L’hydrogène « vert » : une énergie propre mais encore trop coûteuse

L'hydrogène dit "vert" est produit par électrolyse de l'eau, un procédé qui utilise de l’électricité pour séparer l’eau en hydrogène et oxygène. Cet hydrogène peut ensuite être utilisé dans une pile à combustible pour produire de l’électricité sans émettre de gaz à effet de serre. Il s’agit donc d’un vecteur énergétique propre, c’est-à-dire un moyen de stocker et de restituer l’énergie de façon durable.

Cependant, bien que cette technologie soit connue depuis longtemps, son développement à grande échelle reste complexe. L’un des principaux défis consiste à concevoir des catalyseurs efficaces et peu coûteux capables de produire et d’oxyder le dihydrogène (H₂). Aujourd’hui, ces catalyseurs reposent sur le platine, un métal rare et cher, déjà très sollicité dans d’autres domaines industriels.

S’inspirer de la nature : les hydrogénases bactériennes

Dans la nature, de nombreuses bactéries utilisent elles aussi l’hydrogène comme source ou vecteur d’énergie. Elles le produisent grâce à des enzymes appelées hydrogénase, dont les sites actifs, indispensables à la réaction, sont constitués de métaux abondants et bon marché, comme le fer ou quelquefois le nickel.

Ces hydrogénases suscitent un fort intérêt, car elles pourraient servir de catalyseurs naturels dans des dispositifs énergétiques. Le problème, c’est qu’elles sont fragiles : la plupart ne supportent pas l’oxygène ni les environnements dits oxydants. Trouver une hydrogénase “idéale”, à la fois stable, résistante et peu coûteuse à produire, est donc un objectif de recherche majeur. Et même si cette enzyme parfaite n’a pas encore été découverte, les progrès récents sont considérables.

Les biologistes de nombreuses équipes dans le monde ont compris comment ces enzymes sont fabriquées dans les bactéries et ont développé des méthodes permettant de produire des hydrogénases dites "à fer" à bas coût et en grande quantité. Par ailleurs, l’exploration de la biodiversité des hydrogénases a permis d’en découvrir de nouvelles aux propriétés inattendues. 

L'une d’entre elles, produite par la bactérie anaérobie Clostridium beijerinckii, s’est révélée particulièrement intéressante car son site actif grâce à un mécanisme moléculaire particulier, n'est pas détruit lorsqu'il est exposé à l'oxygène. Mais cette enzyme semblait peu utile dans un contexte de catalyse de l'oxydation de l'hydrogène, parce que cette protection rend l'enzyme inactive vis-à-vis de l'hydrogène... 

Une avancée importante : rendre l’enzyme active et résistante

Dans un article publié dans la revue PNAS, des scientifiques décrivent un dispositif qui permet de fixer cette hydrogénase particulière sur une électrode dans des conditions qui conservent sa stabilité en présence d'oxygène. Ils ont pour cela incorporé l’enzyme dans un film dont l’épaisseur est de l’ordre de la dizaine de micromètres, constitué d’un dendrimère (un polymère ramifié) capable de transférer des électrons. En ajustant précisément les propriétés de ce matériau, ils ont réussi à faire en sorte que la protection contre l’oxygène n’empêche plus la réaction avec l’hydrogène.
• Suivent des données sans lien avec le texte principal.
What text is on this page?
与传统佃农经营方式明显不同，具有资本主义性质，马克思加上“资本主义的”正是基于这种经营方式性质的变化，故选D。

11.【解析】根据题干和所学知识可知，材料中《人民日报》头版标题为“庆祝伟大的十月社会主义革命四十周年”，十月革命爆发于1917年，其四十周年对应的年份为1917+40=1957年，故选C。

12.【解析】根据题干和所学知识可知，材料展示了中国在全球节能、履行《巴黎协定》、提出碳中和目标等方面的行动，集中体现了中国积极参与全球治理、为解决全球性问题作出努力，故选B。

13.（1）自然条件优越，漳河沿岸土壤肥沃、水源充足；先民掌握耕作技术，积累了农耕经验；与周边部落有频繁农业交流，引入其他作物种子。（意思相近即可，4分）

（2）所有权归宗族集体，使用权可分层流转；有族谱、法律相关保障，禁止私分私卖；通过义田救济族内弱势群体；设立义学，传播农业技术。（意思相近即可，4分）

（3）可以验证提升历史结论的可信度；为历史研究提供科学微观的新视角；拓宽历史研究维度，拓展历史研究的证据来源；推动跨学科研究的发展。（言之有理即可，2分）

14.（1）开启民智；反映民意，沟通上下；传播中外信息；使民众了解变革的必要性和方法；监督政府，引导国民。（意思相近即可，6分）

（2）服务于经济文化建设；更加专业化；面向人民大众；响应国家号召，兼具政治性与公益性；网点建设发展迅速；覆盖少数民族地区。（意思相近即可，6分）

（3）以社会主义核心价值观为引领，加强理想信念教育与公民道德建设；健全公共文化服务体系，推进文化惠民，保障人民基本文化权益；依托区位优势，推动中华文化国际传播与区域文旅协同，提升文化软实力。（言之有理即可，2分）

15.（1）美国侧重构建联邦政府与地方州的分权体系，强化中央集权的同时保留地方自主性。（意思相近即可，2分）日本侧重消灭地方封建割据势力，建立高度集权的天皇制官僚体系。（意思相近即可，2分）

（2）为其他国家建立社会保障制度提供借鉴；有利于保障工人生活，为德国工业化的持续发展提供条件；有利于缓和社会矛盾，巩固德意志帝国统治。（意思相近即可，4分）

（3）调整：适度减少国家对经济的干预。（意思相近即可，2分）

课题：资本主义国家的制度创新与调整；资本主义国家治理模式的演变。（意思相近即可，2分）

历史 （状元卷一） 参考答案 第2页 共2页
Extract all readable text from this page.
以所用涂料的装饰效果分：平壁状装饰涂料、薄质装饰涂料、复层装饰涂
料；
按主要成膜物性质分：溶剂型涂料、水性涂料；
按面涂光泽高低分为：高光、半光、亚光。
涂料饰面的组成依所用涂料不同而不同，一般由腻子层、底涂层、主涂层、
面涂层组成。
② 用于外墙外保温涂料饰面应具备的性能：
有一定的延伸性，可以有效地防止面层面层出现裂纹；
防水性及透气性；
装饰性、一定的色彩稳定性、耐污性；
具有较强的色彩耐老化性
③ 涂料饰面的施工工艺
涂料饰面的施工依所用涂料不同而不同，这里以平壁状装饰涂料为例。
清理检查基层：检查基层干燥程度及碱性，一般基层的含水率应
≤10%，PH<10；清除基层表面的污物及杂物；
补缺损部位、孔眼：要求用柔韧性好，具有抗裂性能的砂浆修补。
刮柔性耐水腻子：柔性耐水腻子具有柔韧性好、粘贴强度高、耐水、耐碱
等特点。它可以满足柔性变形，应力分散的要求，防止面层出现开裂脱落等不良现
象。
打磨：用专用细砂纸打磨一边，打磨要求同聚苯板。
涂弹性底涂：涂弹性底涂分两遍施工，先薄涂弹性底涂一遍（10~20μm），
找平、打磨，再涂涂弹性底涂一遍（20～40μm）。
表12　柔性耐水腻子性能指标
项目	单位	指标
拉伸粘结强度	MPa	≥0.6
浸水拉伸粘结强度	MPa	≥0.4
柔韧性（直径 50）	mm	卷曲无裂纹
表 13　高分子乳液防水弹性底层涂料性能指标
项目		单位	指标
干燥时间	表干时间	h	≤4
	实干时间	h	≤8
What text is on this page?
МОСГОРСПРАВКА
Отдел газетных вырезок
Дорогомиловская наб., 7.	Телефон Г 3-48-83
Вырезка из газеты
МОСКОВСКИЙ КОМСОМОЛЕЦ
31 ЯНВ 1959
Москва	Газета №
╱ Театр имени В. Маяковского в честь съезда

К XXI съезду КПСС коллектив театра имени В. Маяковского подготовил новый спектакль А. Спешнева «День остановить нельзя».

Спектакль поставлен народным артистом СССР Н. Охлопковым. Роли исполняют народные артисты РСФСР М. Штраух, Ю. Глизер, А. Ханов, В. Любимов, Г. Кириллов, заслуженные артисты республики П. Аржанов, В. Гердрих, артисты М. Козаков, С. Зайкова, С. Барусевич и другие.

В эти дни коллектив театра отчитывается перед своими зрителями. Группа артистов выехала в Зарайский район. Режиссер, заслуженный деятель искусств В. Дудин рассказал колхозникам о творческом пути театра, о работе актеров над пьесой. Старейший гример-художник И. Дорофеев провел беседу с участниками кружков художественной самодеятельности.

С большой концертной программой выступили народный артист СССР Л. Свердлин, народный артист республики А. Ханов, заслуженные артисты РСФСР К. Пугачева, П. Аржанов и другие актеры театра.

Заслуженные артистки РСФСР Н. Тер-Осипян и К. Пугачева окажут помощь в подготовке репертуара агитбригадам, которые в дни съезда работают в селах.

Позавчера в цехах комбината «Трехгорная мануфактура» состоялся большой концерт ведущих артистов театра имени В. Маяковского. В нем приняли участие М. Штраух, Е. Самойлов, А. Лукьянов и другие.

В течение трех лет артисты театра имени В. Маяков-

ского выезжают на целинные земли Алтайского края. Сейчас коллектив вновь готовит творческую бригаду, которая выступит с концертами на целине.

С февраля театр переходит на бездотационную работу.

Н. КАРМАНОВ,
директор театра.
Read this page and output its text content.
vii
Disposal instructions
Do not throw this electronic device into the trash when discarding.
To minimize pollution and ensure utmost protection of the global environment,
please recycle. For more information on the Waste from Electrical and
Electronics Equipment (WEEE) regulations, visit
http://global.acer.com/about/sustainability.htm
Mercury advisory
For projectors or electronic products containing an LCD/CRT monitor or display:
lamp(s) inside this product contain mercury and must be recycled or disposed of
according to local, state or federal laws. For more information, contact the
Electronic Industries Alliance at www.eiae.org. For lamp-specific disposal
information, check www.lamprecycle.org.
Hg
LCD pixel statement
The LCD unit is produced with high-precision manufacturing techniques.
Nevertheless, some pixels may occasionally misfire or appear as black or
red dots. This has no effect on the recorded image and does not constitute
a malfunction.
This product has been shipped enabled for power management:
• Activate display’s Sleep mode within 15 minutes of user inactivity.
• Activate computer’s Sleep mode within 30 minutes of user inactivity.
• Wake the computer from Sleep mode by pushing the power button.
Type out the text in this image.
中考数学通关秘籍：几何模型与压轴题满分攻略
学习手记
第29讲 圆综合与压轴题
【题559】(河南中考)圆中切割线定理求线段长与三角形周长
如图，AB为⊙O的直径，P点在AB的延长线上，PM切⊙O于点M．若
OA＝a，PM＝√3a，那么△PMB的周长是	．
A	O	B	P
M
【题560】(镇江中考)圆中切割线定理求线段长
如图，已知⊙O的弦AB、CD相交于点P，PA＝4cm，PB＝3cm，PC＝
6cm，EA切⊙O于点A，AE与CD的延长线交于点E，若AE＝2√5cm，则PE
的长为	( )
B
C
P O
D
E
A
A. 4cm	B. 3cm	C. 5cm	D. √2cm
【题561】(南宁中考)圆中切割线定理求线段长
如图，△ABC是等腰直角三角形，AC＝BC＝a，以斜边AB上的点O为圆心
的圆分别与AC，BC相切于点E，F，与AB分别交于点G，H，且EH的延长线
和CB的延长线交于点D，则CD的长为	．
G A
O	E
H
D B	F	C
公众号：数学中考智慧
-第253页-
Cette réussite, protégée par un brevet, est le fruit d’un travail interdisciplinaire combinant physicochimie, synthèse de polymères, biochimie et modélisation cinétique. Elle ouvre la voie à de nouvelles générations de piles à combustibles biologiques plus robustes, plus durables et potentiellement moins coûteuses.

© Dawit T. Filmon, C. Léger

Figure : L'hydrogénase de C. beijerinckii est stable à l'oxygène parce qu'un changement de conformation déclenché par la présence d'hydrogène (à droite) protège son site actif. Son incorporation dans un film d'un certain polymère rédox (à gauche) lui permet de conserver sa stabilité à l'air et son activité d'oxydation d'hydrogène, dans un dispositif catalytique d'oxydation de l'hydrogène qui est donc très robuste, mais aussi très bon marché.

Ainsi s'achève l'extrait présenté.